Es ist vollbracht, wir haben endlich unseren Song für Düsseldorf! Und es war anstrengend. Aber zunächst einmal die Meldung des Tages: Der Favorit des Klapperstrauß-Teams „Taken by a Stranger“ hat gewonnen! Und zwar völlig zurecht. Wenn wir mit einem der präsentierten Songs eine Chance haben werden, dann mit diesem. Denn Stefan Raab hat es schlichtweg auf den Punkt gebracht: „Wenn man am Abend des Contests 30 Lieder gehört hat, wird man sich danach genau an diesen erinnern.“ Zum einen ist es die Innovation, die der Titel mit sich bringt, zum anderen eine „neue“ Lena.

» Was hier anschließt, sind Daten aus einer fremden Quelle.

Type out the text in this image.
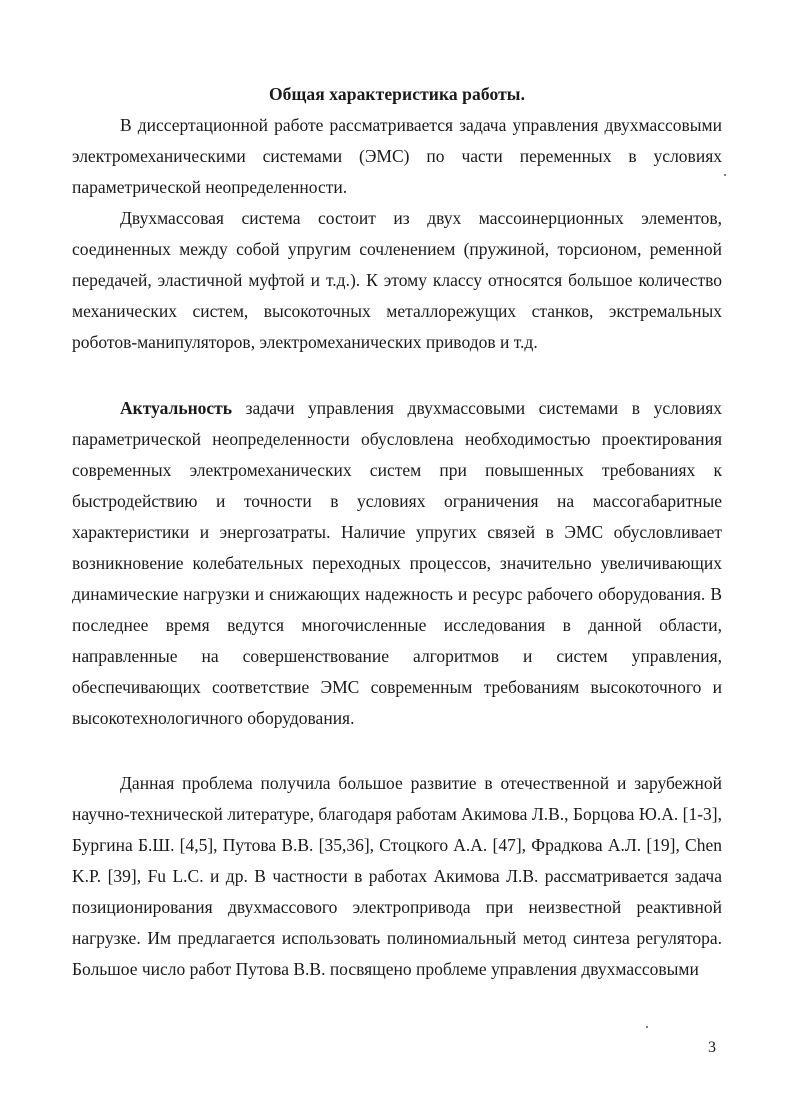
Общая характеристика работы.

В диссертационной работе рассматривается задача управления двухмассовыми электромеханическими системами (ЭМС) по части переменных в условиях параметрической неопределенности.

Двухмассовая система состоит из двух массоинерционных элементов, соединенных между собой упругим сочленением (пружиной, торсионом, ременной передачей, эластичной муфтой и т.д.). К этому классу относятся большое количество механических систем, высокоточных металлорежущих станков, экстремальных роботов-манипуляторов, электромеханических приводов и т.д.

Актуальность задачи управления двухмассовыми системами в условиях параметрической неопределенности обусловлена необходимостью проектирования современных электромеханических систем при повышенных требованиях к быстродействию и точности в условиях ограничения на массогабаритные характеристики и энергозатраты. Наличие упругих связей в ЭМС обусловливает возникновение колебательных переходных процессов, значительно увеличивающих динамические нагрузки и снижающих надежность и ресурс рабочего оборудования. В последнее время ведутся многочисленные исследования в данной области, направленные на совершенствование алгоритмов и систем управления, обеспечивающих соответствие ЭМС современным требованиям высокоточного и высокотехнологичного оборудования.

Данная проблема получила большое развитие в отечественной и зарубежной научно-технической литературе, благодаря работам Акимова Л.В., Борцова Ю.А. [1-3], Бургина Б.Ш. [4,5], Путова В.В. [35,36], Стоцкого А.А. [47], Фрадкова А.Л. [19], Chen K.P. [39], Fu L.C. и др. В частности в работах Акимова Л.В. рассматривается задача позиционирования двухмассового электропривода при неизвестной реактивной нагрузке. Им предлагается использовать полиномиальный метод синтеза регулятора. Большое число работ Путова В.В. посвящено проблеме управления двухмассовыми

3
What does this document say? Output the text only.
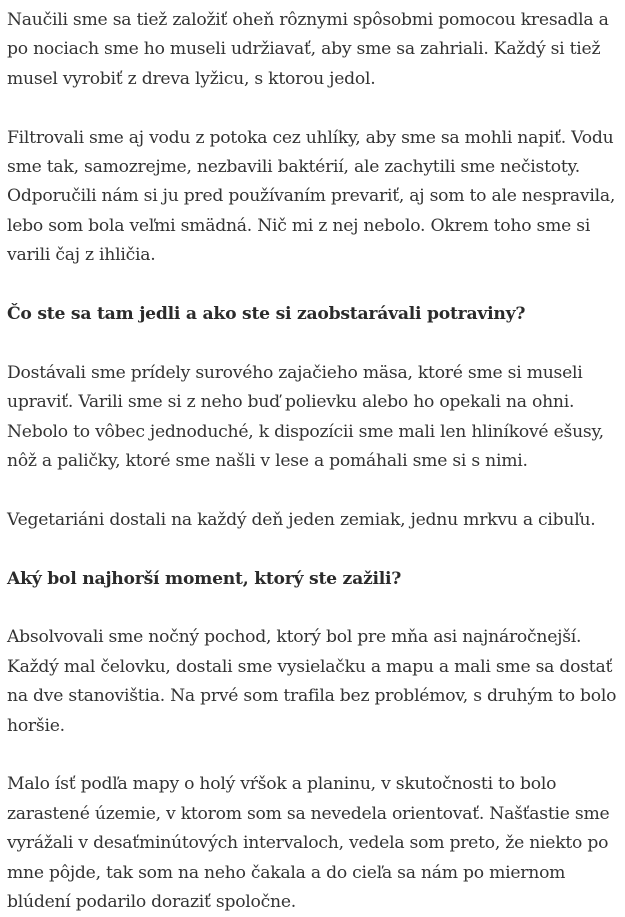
Naučili sme sa tiež založiť oheň rôznymi spôsobmi pomocou kresadla a po nociach sme ho museli udržiavať, aby sme sa zahriali. Každý si tiež musel vyrobiť z dreva lyžicu, s ktorou jedol.

Filtrovali sme aj vodu z potoka cez uhlíky, aby sme sa mohli napiť. Vodu sme tak, samozrejme, nezbavili baktérií, ale zachytili sme nečistoty. Odporučili nám si ju pred používaním prevariť, aj som to ale nespravila, lebo som bola veľmi smädná. Nič mi z nej nebolo. Okrem toho sme si varili čaj z ihličia.

Čo ste sa tam jedli a ako ste si zaobstarávali potraviny?

Dostávali sme prídely surového zajačieho mäsa, ktoré sme si museli upraviť. Varili sme si z neho buď polievku alebo ho opekali na ohni. Nebolo to vôbec jednoduché, k dispozícii sme mali len hliníkové ešusy, nôž a paličky, ktoré sme našli v lese a pomáhali sme si s nimi.

Vegetariáni dostali na každý deň jeden zemiak, jednu mrkvu a cibuľu.

Aký bol najhorší moment, ktorý ste zažili?

Absolvovali sme nočný pochod, ktorý bol pre mňa asi najnáročnejší. Každý mal čelovku, dostali sme vysielačku a mapu a mali sme sa dostať na dve stanovištia. Na prvé som trafila bez problémov, s druhým to bolo horšie.

Malo ísť podľa mapy o holý vŕšok a planinu, v skutočnosti to bolo zarastené územie, v ktorom som sa nevedela orientovať. Našťastie sme vyrážali v desaťminútových intervaloch, vedela som preto, že niekto po mne pôjde, tak som na neho čakala a do cieľa sa nám po miernom blúdení podarilo doraziť spoločne.
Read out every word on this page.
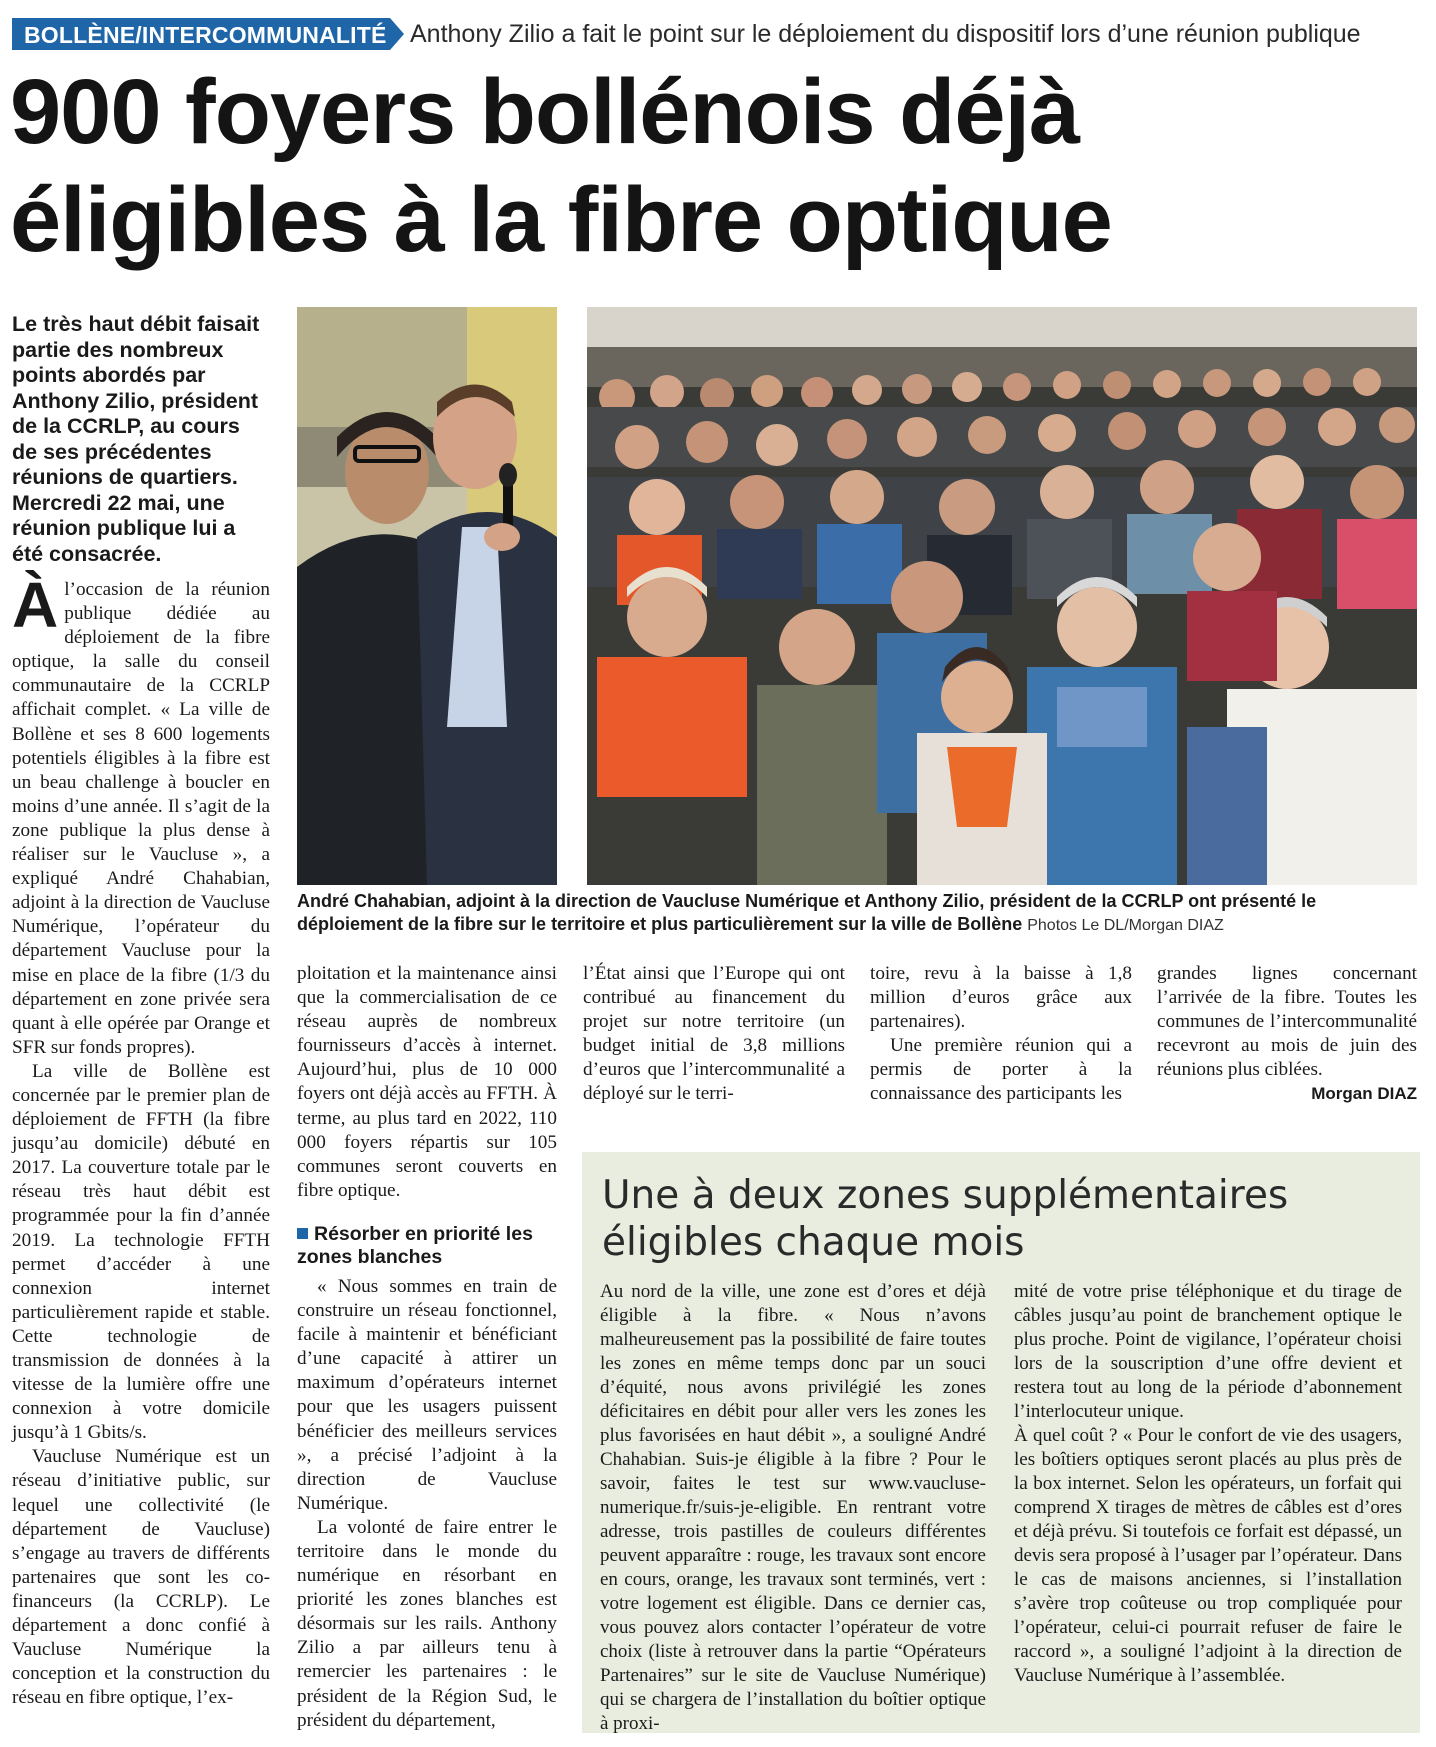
BOLLÈNE/INTERCOMMUNALITÉ Anthony Zilio a fait le point sur le déploiement du dispositif lors d’une réunion publique
900 foyers bollénois déjà
éligibles à la fibre optique
Le très haut débit faisait partie des nombreux points abordés par Anthony Zilio, président de la CCRLP, au cours de ses précédentes réunions de quartiers. Mercredi 22 mai, une réunion publique lui a été consacrée.

Àl’occasion de la réunion publique dédiée au déploiement de la fibre optique, la salle du conseil communautaire de la CCRLP affichait complet. « La ville de Bollène et ses 8 600 logements potentiels éligibles à la fibre est un beau challenge à boucler en moins d’une année. Il s’agit de la zone publique la plus dense à réaliser sur le Vaucluse », a expliqué André Chahabian, adjoint à la direction de Vaucluse Numérique, l’opérateur du département Vaucluse pour la mise en place de la fibre (1/3 du département en zone privée sera quant à elle opérée par Orange et SFR sur fonds propres).

La ville de Bollène est concernée par le premier plan de déploiement de FFTH (la fibre jusqu’au domicile) débuté en 2017. La couverture totale par le réseau très haut débit est programmée pour la fin d’année 2019. La technologie FFTH permet d’accéder à une connexion internet particulièrement rapide et stable. Cette technologie de transmission de données à la vitesse de la lumière offre une connexion à votre domicile jusqu’à 1 Gbits/s.

Vaucluse Numérique est un réseau d’initiative public, sur lequel une collectivité (le département de Vaucluse) s’engage au travers de différents partenaires que sont les co-financeurs (la CCRLP). Le département a donc confié à Vaucluse Numérique la conception et la construction du réseau en fibre optique, l’ex-

André Chahabian, adjoint à la direction de Vaucluse Numérique et Anthony Zilio, président de la CCRLP ont présenté le déploiement de la fibre sur le territoire et plus particulièrement sur la ville de Bollène Photos Le DL/Morgan DIAZ

ploitation et la maintenance ainsi que la commercialisation de ce réseau auprès de nombreux fournisseurs d’accès à internet. Aujourd’hui, plus de 10 000 foyers ont déjà accès au FFTH. À terme, au plus tard en 2022, 110 000 foyers répartis sur 105 communes seront couverts en fibre optique.

Résorber en priorité les zones blanches

« Nous sommes en train de construire un réseau fonctionnel, facile à maintenir et bénéficiant d’une capacité à attirer un maximum d’opérateurs internet pour que les usagers puissent bénéficier des meilleurs services », a précisé l’adjoint à la direction de Vaucluse Numérique.

La volonté de faire entrer le territoire dans le monde du numérique en résorbant en priorité les zones blanches est désormais sur les rails. Anthony Zilio a par ailleurs tenu à remercier les partenaires : le président de la Région Sud, le président du département,

l’État ainsi que l’Europe qui ont contribué au financement du projet sur notre territoire (un budget initial de 3,8 millions d’euros que l’intercommunalité a déployé sur le terri-

toire, revu à la baisse à 1,8 million d’euros grâce aux partenaires).

Une première réunion qui a permis de porter à la connaissance des participants les

grandes lignes concernant l’arrivée de la fibre. Toutes les communes de l’intercommunalité recevront au mois de juin des réunions plus ciblées.

Morgan DIAZ
Une à deux zones supplémentaires
éligibles chaque mois

Au nord de la ville, une zone est d’ores et déjà éligible à la fibre. « Nous n’avons malheureusement pas la possibilité de faire toutes les zones en même temps donc par un souci d’équité, nous avons privilégié les zones déficitaires en débit pour aller vers les zones les plus favorisées en haut débit », a souligné André Chahabian. Suis-je éligible à la fibre ? Pour le savoir, faites le test sur www.vaucluse-numerique.fr/suis-je-eligible. En rentrant votre adresse, trois pastilles de couleurs différentes peuvent apparaître : rouge, les travaux sont encore en cours, orange, les travaux sont terminés, vert : votre logement est éligible. Dans ce dernier cas, vous pouvez alors contacter l’opérateur de votre choix (liste à retrouver dans la partie “Opérateurs Partenaires” sur le site de Vaucluse Numérique) qui se chargera de l’installation du boîtier optique à proxi-

mité de votre prise téléphonique et du tirage de câbles jusqu’au point de branchement optique le plus proche. Point de vigilance, l’opérateur choisi lors de la souscription d’une offre devient et restera tout au long de la période d’abonnement l’interlocuteur unique.

À quel coût ? « Pour le confort de vie des usagers, les boîtiers optiques seront placés au plus près de la box internet. Selon les opérateurs, un forfait qui comprend X tirages de mètres de câbles est d’ores et déjà prévu. Si toutefois ce forfait est dépassé, un devis sera proposé à l’usager par l’opérateur. Dans le cas de maisons anciennes, si l’installation s’avère trop coûteuse ou trop compliquée pour l’opérateur, celui-ci pourrait refuser de faire le raccord », a souligné l’adjoint à la direction de Vaucluse Numérique à l’assemblée.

Außerdem hat „Taken by a Stranger“ einfach was und kann – zumindest beim ersten Hören – durchweg fesseln. Also, wir sind zuversichtlich, das Maximum beim Grand Prix rausholen zu können und tippen auf eine Platzierung unter den Top-5. Hier nochmal der Song. Außerdem könnt ihr alle Einzelkritiken der Songs nochmal nachlesen – und zwar hier sowie hier.

„Taken by a Stranger“

Aber nun etwas kritischer. Was zum Teufel war denn das für eine miserable Show, liebe ARD und liebes Pro 7?! Dass wir alle Songs nochmal hören werden, war klar. Aber dass man soviel Redundanz in zwei Stunden packen kann, hätten wir nicht für möglich gehalten. Selbst die Beiträge zu den Komponisten waren exakt aus den Halbfinals entnommen (ich sage nur: „lass ma nich die 4tel dinger da machen…“). Kurz vor der ersten Abstimmung dann der Hammer: Opdenhövel lässt durchsickern, dass zwei der sechs Lieder ins Finale-Finale kommen und noch einmal präsentiert werden. Dies wär der perfekte Moment zum Abschalten gewesen. Es folgten also der Gewinner-Song sowie die Ballade „Push Forward“ zum zweiten Mal. Gähn. Im Halbschlaf am Küchentisch bekamen wir dann mit, wie auf bemerkenswert unspektakuläre Weise ein Diagramm den Gewinner abbildete. Dies dauerte etwa zweieinhalb Sekunden. Zum Abschluss dann aber noch ein Mega-Hammer: Opdenhövel eröffnet uns, dass es den Sieger-Titel nun tatsächlich noch ein drittes Mal zu bestaunen geben wird! Jetzt wurde es selbst Lena zu bunt, was sie mit einer entnervten Grimasse zum Besten gab. Die letzten Worte Lenas hätten die Sendung nicht besser abrunden können; mit herrlicher Ironie ruft sie ins Publikum: „Und diesen Song werdet ihr jetzt noch sooo oft hören…“. Während der Melodie der Eurovision sind wir uns dann einig: die Show an sich war so schlecht nicht, doch spätestens das Finale hätte etwas Frische vertragen können und war definitiv kein Freitagabend-Highlight.